Officials with two other Blount County with populations over 1,000, Locust Fork and Cleveland, have said they have not yet been presented with petitions.

"We have not had anybody ask us about starting a petition," said Cleveland Mayor Jerry Jones. "We have not received the first call."

Cleveland and several other Blount County towns had intervened on the side of Oneonta in the lawsuit that led to King's ruling.

Jones and officials with other towns said had voted to intervene in the lawsuit to preserve the towns' residents the right to vote and had nothing to do with whether the towns support alcohol sales.

Eric Johnston, an attorney representing two Oneonta pastors who oppose alcohol sales, said that the towns are free to hold referendums, but the businesses that might sell alcohol as a result of successful "wet" votes could risk losing their alcohol licenses, and their investments, if the Alabama Supreme Court rules in their favor.

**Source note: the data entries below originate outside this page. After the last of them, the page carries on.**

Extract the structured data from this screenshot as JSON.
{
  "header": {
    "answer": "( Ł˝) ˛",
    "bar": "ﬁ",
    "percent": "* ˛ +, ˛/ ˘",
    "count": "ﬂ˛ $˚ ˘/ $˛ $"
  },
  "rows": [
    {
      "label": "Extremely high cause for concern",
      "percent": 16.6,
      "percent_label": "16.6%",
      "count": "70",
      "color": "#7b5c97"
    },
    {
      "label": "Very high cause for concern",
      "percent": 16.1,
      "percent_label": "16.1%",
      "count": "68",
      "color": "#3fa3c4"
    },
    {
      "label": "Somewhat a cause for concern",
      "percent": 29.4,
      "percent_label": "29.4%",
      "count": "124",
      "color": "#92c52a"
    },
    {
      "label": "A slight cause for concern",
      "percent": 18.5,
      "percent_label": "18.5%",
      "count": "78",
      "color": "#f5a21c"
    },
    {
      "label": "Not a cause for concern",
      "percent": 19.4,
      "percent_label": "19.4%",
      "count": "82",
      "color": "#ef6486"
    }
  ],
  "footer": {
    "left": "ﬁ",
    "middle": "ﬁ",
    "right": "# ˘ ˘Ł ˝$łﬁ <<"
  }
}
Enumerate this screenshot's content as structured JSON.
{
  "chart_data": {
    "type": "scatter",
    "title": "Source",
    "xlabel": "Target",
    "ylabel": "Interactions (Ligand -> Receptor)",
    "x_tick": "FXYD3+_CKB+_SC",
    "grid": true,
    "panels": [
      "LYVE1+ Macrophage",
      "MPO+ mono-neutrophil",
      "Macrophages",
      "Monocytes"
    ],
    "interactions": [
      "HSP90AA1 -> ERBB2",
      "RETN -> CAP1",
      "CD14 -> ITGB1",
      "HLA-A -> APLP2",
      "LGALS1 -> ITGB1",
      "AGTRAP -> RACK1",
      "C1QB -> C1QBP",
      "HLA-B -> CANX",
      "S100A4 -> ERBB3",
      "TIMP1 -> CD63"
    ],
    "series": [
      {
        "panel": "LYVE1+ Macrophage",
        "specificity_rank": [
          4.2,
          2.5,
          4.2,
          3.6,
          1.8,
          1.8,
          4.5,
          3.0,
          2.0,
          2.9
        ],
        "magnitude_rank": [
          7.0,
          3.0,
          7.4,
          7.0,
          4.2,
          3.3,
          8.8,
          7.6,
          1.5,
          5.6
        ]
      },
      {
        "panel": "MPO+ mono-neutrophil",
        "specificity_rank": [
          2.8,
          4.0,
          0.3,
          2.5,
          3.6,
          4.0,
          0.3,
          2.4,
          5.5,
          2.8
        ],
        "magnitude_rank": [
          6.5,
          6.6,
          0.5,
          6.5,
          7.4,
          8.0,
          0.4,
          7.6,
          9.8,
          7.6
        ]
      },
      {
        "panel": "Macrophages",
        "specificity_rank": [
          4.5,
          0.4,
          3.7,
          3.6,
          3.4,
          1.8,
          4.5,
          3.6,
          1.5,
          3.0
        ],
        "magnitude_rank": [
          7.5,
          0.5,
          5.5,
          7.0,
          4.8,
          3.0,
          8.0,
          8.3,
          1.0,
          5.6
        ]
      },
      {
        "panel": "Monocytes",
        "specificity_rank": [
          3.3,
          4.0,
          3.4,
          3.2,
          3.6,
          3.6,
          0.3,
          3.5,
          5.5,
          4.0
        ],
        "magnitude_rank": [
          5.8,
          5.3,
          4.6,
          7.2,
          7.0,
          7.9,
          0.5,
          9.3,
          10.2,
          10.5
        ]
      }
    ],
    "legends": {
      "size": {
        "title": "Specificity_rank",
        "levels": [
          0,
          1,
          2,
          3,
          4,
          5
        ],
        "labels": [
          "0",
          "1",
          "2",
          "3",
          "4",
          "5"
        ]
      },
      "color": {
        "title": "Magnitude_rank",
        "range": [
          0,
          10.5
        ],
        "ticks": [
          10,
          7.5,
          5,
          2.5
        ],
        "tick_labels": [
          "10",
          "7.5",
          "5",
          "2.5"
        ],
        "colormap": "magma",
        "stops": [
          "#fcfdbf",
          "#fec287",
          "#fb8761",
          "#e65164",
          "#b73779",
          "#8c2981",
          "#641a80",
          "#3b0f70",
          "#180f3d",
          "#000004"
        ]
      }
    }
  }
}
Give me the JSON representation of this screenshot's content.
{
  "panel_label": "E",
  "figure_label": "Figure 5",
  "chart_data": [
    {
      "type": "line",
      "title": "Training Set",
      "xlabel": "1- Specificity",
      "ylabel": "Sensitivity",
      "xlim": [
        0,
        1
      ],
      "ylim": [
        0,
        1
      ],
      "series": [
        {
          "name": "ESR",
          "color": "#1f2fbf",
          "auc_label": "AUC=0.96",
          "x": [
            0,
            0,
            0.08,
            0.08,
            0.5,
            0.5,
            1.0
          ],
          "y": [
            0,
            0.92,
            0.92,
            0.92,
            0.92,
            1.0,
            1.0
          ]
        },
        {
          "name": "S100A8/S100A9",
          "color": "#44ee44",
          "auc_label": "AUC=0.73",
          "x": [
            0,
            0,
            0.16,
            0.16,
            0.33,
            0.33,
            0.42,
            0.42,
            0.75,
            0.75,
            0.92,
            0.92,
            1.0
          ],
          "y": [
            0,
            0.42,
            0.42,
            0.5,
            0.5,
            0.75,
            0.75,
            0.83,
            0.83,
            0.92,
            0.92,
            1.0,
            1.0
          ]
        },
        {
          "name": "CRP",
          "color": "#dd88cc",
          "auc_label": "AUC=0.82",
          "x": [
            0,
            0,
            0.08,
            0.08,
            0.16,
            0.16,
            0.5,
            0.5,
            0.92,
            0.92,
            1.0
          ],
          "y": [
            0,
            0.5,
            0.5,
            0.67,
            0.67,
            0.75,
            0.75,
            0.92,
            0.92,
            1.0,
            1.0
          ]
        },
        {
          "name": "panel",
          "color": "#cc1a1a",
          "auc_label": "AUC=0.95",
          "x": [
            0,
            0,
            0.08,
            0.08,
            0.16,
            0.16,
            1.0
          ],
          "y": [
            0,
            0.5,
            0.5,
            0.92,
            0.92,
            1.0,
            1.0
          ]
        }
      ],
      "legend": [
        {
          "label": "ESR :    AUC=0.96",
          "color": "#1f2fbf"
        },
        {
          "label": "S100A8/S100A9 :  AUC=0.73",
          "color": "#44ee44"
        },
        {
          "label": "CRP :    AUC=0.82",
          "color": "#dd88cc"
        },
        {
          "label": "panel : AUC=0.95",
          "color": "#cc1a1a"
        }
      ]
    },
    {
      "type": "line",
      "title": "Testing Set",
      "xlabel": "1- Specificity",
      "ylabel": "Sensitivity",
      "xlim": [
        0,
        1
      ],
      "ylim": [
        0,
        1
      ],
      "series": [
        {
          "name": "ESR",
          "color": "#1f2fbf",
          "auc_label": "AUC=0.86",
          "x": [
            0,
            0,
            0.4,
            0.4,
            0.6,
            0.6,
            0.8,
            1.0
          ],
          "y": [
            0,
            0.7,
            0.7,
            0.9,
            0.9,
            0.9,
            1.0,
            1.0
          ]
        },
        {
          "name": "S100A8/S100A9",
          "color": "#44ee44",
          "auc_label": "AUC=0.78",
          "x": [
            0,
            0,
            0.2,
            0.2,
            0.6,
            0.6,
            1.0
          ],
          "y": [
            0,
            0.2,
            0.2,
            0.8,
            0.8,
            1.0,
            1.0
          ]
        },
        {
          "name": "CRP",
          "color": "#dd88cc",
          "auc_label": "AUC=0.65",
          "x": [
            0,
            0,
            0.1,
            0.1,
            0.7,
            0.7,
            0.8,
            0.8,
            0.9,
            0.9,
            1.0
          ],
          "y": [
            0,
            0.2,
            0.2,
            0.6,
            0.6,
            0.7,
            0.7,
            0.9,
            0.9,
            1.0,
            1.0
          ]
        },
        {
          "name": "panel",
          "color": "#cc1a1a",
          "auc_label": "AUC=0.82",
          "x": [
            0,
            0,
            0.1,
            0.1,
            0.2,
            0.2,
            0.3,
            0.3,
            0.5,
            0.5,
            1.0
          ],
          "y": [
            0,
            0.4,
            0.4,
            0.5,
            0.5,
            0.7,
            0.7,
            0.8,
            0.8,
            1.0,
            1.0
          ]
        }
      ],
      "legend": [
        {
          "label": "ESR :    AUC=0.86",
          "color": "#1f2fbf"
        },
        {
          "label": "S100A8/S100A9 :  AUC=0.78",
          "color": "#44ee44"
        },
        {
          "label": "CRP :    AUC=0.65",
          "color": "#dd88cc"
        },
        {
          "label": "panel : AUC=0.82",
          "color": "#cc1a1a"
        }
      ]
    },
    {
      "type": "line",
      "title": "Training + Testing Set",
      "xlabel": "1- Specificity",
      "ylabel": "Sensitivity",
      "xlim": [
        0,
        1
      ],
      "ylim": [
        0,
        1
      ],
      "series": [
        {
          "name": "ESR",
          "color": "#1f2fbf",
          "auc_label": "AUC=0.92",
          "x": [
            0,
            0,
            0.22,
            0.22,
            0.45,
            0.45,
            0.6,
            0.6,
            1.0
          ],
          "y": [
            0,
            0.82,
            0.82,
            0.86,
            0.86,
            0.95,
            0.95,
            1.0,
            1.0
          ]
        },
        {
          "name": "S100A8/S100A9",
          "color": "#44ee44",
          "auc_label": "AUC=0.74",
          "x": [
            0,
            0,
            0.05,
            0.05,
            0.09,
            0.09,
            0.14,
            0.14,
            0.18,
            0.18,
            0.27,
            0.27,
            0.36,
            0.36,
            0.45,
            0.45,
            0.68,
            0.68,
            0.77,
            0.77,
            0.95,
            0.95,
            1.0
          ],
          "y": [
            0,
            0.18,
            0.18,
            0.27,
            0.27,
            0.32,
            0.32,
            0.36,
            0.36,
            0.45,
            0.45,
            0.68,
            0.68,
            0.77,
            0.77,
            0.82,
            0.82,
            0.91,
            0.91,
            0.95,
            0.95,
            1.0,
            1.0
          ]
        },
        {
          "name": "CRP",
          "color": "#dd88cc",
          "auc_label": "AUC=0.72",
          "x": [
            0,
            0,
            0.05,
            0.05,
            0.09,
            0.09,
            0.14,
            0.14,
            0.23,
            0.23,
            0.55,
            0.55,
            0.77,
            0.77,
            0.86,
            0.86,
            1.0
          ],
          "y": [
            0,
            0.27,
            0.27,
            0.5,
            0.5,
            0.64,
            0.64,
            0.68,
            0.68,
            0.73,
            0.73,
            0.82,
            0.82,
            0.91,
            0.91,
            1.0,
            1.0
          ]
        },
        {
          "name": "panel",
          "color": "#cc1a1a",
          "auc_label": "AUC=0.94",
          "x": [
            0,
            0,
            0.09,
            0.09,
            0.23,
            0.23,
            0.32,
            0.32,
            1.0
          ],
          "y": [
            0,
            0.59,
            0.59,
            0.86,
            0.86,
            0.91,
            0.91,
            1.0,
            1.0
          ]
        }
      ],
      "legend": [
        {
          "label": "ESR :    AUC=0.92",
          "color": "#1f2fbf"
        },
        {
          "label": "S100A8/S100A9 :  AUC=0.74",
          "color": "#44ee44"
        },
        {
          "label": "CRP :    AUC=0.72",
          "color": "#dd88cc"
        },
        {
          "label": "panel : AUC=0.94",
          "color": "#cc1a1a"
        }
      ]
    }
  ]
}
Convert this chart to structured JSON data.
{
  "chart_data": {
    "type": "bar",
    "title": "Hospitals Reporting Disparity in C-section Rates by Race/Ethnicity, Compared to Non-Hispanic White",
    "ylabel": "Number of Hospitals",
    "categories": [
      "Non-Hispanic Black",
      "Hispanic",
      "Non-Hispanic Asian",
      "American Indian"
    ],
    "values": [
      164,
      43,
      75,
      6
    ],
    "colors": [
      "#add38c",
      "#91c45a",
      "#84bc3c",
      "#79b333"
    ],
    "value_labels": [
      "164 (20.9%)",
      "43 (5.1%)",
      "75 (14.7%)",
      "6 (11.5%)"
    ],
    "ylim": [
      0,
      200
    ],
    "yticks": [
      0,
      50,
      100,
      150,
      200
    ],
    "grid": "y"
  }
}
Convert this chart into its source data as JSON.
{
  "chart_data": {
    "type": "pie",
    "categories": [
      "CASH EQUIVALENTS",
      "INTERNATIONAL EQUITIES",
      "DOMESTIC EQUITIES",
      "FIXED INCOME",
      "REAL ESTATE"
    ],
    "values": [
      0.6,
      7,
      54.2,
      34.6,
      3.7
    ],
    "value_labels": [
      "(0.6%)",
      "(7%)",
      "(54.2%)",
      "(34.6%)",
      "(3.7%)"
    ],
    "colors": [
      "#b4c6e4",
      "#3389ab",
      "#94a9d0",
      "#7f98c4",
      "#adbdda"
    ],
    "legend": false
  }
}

Johnston said they argue that the judge couldn't just lop off the exclusion for the three counties and have the remainder of the law still be valid. He said they argue the entire law for towns of 1,000 or more is unconstitutional.

If the Alabama Supreme Court rules the law is unconstitutional, the law would revert back to the previous version for cities over 7,000. It would also mean several towns of 1,000 or more, which have already voted to allow alcohol sales, could lose the sales.

Oneonta has a population of about 6,600. The issue concerning the 2009 law arose in the city after a 2012 countywide referendum on alcohol sales failed in Blount County. Voters within Oneonta, however, voted overwhelmingly in favor of sales - 57 percent to 43 percent. Soon after the election the city received a petition to hold an alcohol sales referendum.

When the city moved to set a referendum, despite the law that excluded them, an Oneonta resident filed the lawsuit, which ultimately led to Judge King's ruling.